À Dakar, l’initiative de l’Organisation internationale de la Francophonie confirme son ambition de faire de l’innovation entrepreneuriale un moteur stratégique de croissance inclusive. À l’occasion de la cérémonie de valorisation des lauréats du programme CAP Innovation, décideurs publics, investisseurs et partenaires du développement ont découvert des solutions technologiques à fort potentiel économique et environnemental.

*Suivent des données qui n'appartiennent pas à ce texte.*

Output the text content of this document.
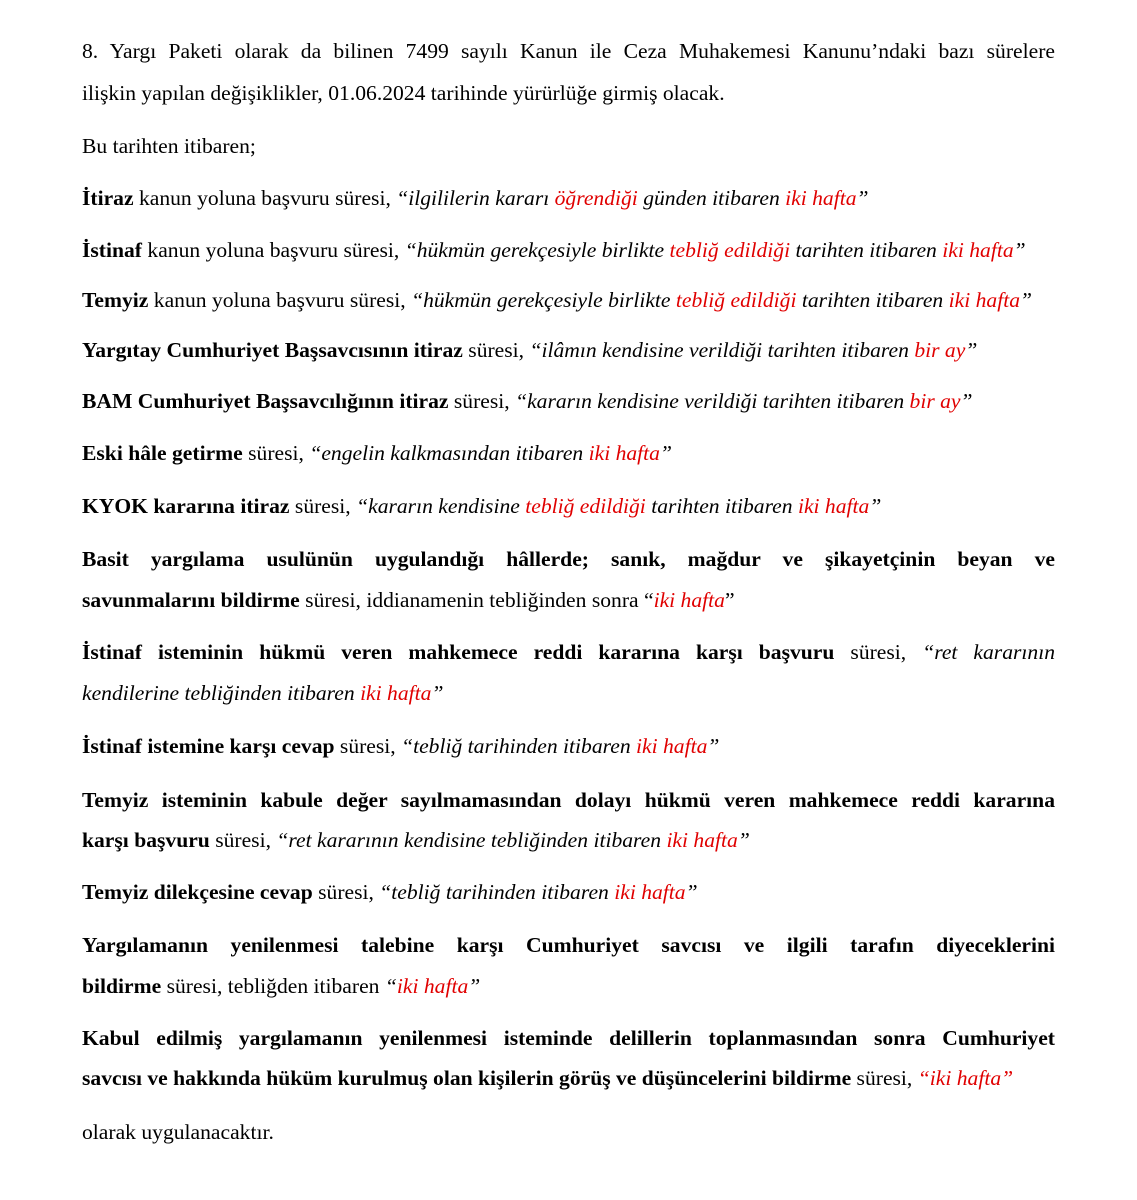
8. Yargı Paketi olarak da bilinen 7499 sayılı Kanun ile Ceza Muhakemesi Kanunu’ndaki bazı sürelere

ilişkin yapılan değişiklikler, 01.06.2024 tarihinde yürürlüğe girmiş olacak.

Bu tarihten itibaren;

İtiraz kanun yoluna başvuru süresi, “ilgililerin kararı öğrendiği günden itibaren iki hafta”

İstinaf kanun yoluna başvuru süresi, “hükmün gerekçesiyle birlikte tebliğ edildiği tarihten itibaren iki hafta”

Temyiz kanun yoluna başvuru süresi, “hükmün gerekçesiyle birlikte tebliğ edildiği tarihten itibaren iki hafta”

Yargıtay Cumhuriyet Başsavcısının itiraz süresi, “ilâmın kendisine verildiği tarihten itibaren bir ay”

BAM Cumhuriyet Başsavcılığının itiraz süresi, “kararın kendisine verildiği tarihten itibaren bir ay”

Eski hâle getirme süresi, “engelin kalkmasından itibaren iki hafta”

KYOK kararına itiraz süresi, “kararın kendisine tebliğ edildiği tarihten itibaren iki hafta”

Basit yargılama usulünün uygulandığı hâllerde; sanık, mağdur ve şikayetçinin beyan ve

savunmalarını bildirme süresi, iddianamenin tebliğinden sonra “iki hafta”

İstinaf isteminin hükmü veren mahkemece reddi kararına karşı başvuru süresi, “ret kararının

kendilerine tebliğinden itibaren iki hafta”

İstinaf istemine karşı cevap süresi, “tebliğ tarihinden itibaren iki hafta”

Temyiz isteminin kabule değer sayılmamasından dolayı hükmü veren mahkemece reddi kararına

karşı başvuru süresi, “ret kararının kendisine tebliğinden itibaren iki hafta”

Temyiz dilekçesine cevap süresi, “tebliğ tarihinden itibaren iki hafta”

Yargılamanın yenilenmesi talebine karşı Cumhuriyet savcısı ve ilgili tarafın diyeceklerini

bildirme süresi, tebliğden itibaren “iki hafta”

Kabul edilmiş yargılamanın yenilenmesi isteminde delillerin toplanmasından sonra Cumhuriyet

savcısı ve hakkında hüküm kurulmuş olan kişilerin görüş ve düşüncelerini bildirme süresi, “iki hafta”

olarak uygulanacaktır.
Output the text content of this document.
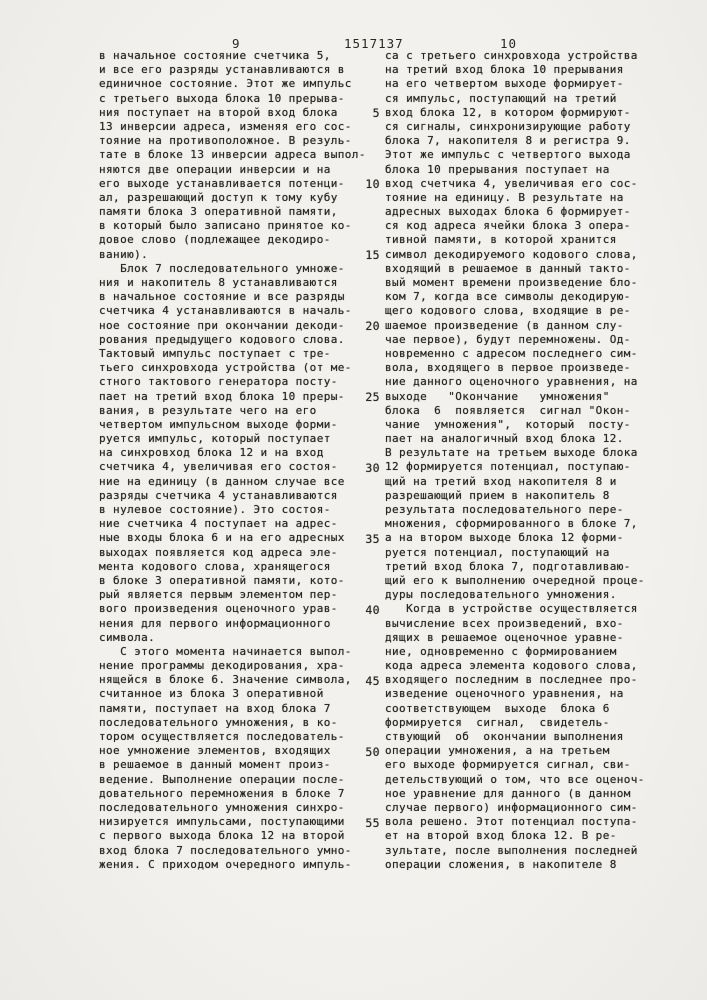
9	1517137	10
в начальное состояние счетчика 5,
и все его разряды устанавливаются в
единичное состояние. Этот же импульс
с третьего выхода блока 10 прерыва-
ния поступает на второй вход блока
13 инверсии адреса, изменяя его сос-
тояние на противоположное. В резуль-
тате в блоке 13 инверсии адреса выпол-
няются две операции инверсии и на
его выходе устанавливается потенци-
ал, разрешающий доступ к тому кубу
памяти блока 3 оперативной памяти,
в который было записано принятое ко-
довое слово (подлежащее декодиро-
ванию).
Блок 7 последовательного умноже-
ния и накопитель 8 устанавливаются
в начальное состояние и все разряды
счетчика 4 устанавливаются в началь-
ное состояние при окончании декоди-
рования предыдущего кодового слова.
Тактовый импульс поступает с тре-
тьего синхровхода устройства (от ме-
стного тактового генератора посту-
пает на третий вход блока 10 преры-
вания, в результате чего на его
четвертом импульсном выходе форми-
руется импульс, который поступает
на синхровход блока 12 и на вход
счетчика 4, увеличивая его состоя-
ние на единицу (в данном случае все
разряды счетчика 4 устанавливаются
в нулевое состояние). Это состоя-
ние счетчика 4 поступает на адрес-
ные входы блока 6 и на его адресных
выходах появляется код адреса эле-
мента кодового слова, хранящегося
в блоке 3 оперативной памяти, кото-
рый является первым элементом пер-
вого произведения оценочного урав-
нения для первого информационного
символа.
С этого момента начинается выпол-
нение программы декодирования, хра-
нящейся в блоке 6. Значение символа,
считанное из блока 3 оперативной
памяти, поступает на вход блока 7
последовательного умножения, в ко-
тором осуществляется последователь-
ное умножение элементов, входящих
в решаемое в данный момент произ-
ведение. Выполнение операции после-
довательного перемножения в блоке 7
последовательного умножения синхро-
низируется импульсами, поступающими
с первого выхода блока 12 на второй
вход блока 7 последовательного умно-
жения. С приходом очередного импуль-
са с третьего синхровхода устройства
на третий вход блока 10 прерывания
на его четвертом выходе формирует-
ся импульс, поступающий на третий
вход блока 12, в котором формируют-
ся сигналы, синхронизирующие работу
блока 7, накопителя 8 и регистра 9.
Этот же импульс с четвертого выхода
блока 10 прерывания поступает на
вход счетчика 4, увеличивая его сос-
тояние на единицу. В результате на
адресных выходах блока 6 формирует-
ся код адреса ячейки блока 3 опера-
тивной памяти, в которой хранится
символ декодируемого кодового слова,
входящий в решаемое в данный такто-
вый момент времени произведение бло-
ком 7, когда все символы декодирую-
щего кодового слова, входящие в ре-
шаемое произведение (в данном слу-
чае первое), будут перемножены. Од-
новременно с адресом последнего сим-
вола, входящего в первое произведе-
ние данного оценочного уравнения, на
выходе   "Окончание   умножения"
блока  6  появляется  сигнал "Окон-
чание  умножения",  который  посту-
пает на аналогичный вход блока 12.
В результате на третьем выходе блока
12 формируется потенциал, поступаю-
щий на третий вход накопителя 8 и
разрешающий прием в накопитель 8
результата последовательного пере-
множения, сформированного в блоке 7,
а на втором выходе блока 12 форми-
руется потенциал, поступающий на
третий вход блока 7, подготавливаю-
щий его к выполнению очередной проце-
дуры последовательного умножения.
Когда в устройстве осуществляется
вычисление всех произведений, вхо-
дящих в решаемое оценочное уравне-
ние, одновременно с формированием
кода адреса элемента кодового слова,
входящего последним в последнее про-
изведение оценочного уравнения, на
соответствующем  выходе  блока 6
формируется  сигнал,  свидетель-
ствующий  об  окончании выполнения
операции умножения, а на третьем
его выходе формируется сигнал, сви-
детельствующий о том, что все оценоч-
ное уравнение для данного (в данном
случае первого) информационного сим-
вола решено. Этот потенциал поступа-
ет на второй вход блока 12. В ре-
зультате, после выполнения последней
операции сложения, в накопителе 8
5
10
15
20
25
30
35
40
45
50
55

L’événement, organisé en présence de la Secrétaire générale Louise Mushikiwabo et du ministre sénégalais de l’Industrie et du Commerce, Serigne Gueye Diop, marque une étape clé dans la structuration d’un écosystème francophone de startups capable de répondre aux grands défis du continent.
Avec plus de 3 100 candidatures issues de 49 pays, CAP Innovation s’impose comme une plateforme stratégique d’identification et d’accompagnement de projets à haute valeur ajoutée. « La jeunesse n’est pas seulement une priorité affichée, elle est un acteur à part entière de notre avenir commun », a souligné Louise Mushikiwabo, rappelant que l’emploi demeure la première attente exprimée par plus de 10 000 jeunes consultés dans 134 pays francophones.
Parmi les projets présentés, la startup Ecozem, fondée par l’entrepreneur béninois Femi Abel Tankpinou, illustre le potentiel des technologies propres dans la mobilité urbaine. Son modèle repose sur des tricycles électriques alimentés par l’énergie solaire, une solution conçue pour réduire les coûts de transport et l’empreinte carbone dans les villes africaines.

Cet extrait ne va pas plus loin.